While I was excited to take this course, I was also nervous. As an immigrant from China, I have always felt self-conscious about my Englishspeaking skills.
What would MaryEve and I talk about? Would we connect? I was anxious. However, her warmth and excitement immediately calmed me.
In our initial exchanges, I was surprised to learn of MaryEve’s unique connection to China. In the late 70s, she and her students became pen pals with a group of students in Wuhan, China. She visited them in 1982, a time when few foreigners travelled there. I was enthralled by her stories. As I learned more about MaryEve, I discovered more commonalities, despite our age difference. The bond between us was building.
MaryEve later told me that the most memorable aspect of the course “was the fact that you and I discovered many things that we had in common.”

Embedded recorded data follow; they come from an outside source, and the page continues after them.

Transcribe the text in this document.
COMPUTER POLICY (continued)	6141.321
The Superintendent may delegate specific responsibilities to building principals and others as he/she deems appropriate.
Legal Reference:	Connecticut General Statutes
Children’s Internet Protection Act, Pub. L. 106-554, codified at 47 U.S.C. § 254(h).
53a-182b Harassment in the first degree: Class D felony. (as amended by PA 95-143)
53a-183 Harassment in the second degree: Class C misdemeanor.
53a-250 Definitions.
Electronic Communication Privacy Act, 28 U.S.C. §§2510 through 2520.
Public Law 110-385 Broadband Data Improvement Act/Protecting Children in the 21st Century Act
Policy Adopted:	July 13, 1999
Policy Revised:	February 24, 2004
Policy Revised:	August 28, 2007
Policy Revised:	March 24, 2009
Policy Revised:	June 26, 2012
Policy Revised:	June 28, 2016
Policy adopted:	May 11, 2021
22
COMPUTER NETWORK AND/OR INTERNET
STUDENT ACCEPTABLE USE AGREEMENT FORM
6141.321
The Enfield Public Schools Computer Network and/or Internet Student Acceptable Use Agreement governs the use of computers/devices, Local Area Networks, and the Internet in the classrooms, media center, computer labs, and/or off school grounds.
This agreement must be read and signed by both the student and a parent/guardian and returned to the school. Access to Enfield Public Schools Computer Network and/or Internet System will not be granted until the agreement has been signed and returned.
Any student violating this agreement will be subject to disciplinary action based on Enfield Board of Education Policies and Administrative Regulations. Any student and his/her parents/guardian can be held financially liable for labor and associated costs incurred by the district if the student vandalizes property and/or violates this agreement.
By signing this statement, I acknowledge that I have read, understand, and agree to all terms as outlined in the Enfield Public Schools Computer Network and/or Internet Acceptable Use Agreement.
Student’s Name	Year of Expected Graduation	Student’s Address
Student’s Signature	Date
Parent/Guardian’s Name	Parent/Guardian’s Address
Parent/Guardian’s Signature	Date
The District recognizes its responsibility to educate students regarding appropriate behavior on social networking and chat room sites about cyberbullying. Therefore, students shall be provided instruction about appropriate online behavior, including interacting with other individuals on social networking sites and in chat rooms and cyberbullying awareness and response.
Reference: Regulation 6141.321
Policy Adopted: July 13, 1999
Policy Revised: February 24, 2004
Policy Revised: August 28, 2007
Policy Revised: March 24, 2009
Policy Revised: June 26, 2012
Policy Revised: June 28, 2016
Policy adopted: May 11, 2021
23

Our discussions often revolved around education, based on MaryEve’s experiences as a dedicated teacher. In my project, I decided to connect education, urban studies, and MaryEve’s life experiences. One day I felt especially stuck on an assignment asking us to create a map for the project. How could I creatively map schools and neighbourhoods? As MaryEve and I talked, a light bulb went on. I set to work, creating a layered series of maps on tracing paper that showed school ratings and socio-economic indicators in two Columbus neighbourhoods.
MaryEve had inspired me. And though I was barely seeing anyone due to lockdowns, I was never alone because MaryEve was my partner.
Weeks later, I presented “Educating Students, Benefitting Communities: A Tale of Two Neighbourhoods” on Zoom with MaryEve in attendance. It was a moment of pride, and it allowed her to “look at my city through your lens.”
As the semester ended, we knew our friendship would continue. We have stayed connected, kept each other updated on our vaccination progress, reflected on anti-Asian discrimination, and shared new dimensions of ourselves. Whatever we talk about, optimism is always present.
“I feel that we have become stronger, more resourceful, and more optimistic just knowing that we MADE IT [through] a whole year,” MaryEve wrote me. I, on the other hand, have reimagined my abilities and grown as a person through a course that, as Aditi aptly reflects, “demonstrated the multidimensional value of intergenerational partnerships for student and elder wellbeing, intergenerational allyship, and mutually beneficial knowledge production.”
MaryEve agrees. “Each generation exists in an evolving environment,” she says, “the fact that we were able to have this experience during a pandemic added depth and a different dimension. A valuable historical document, to be sure.”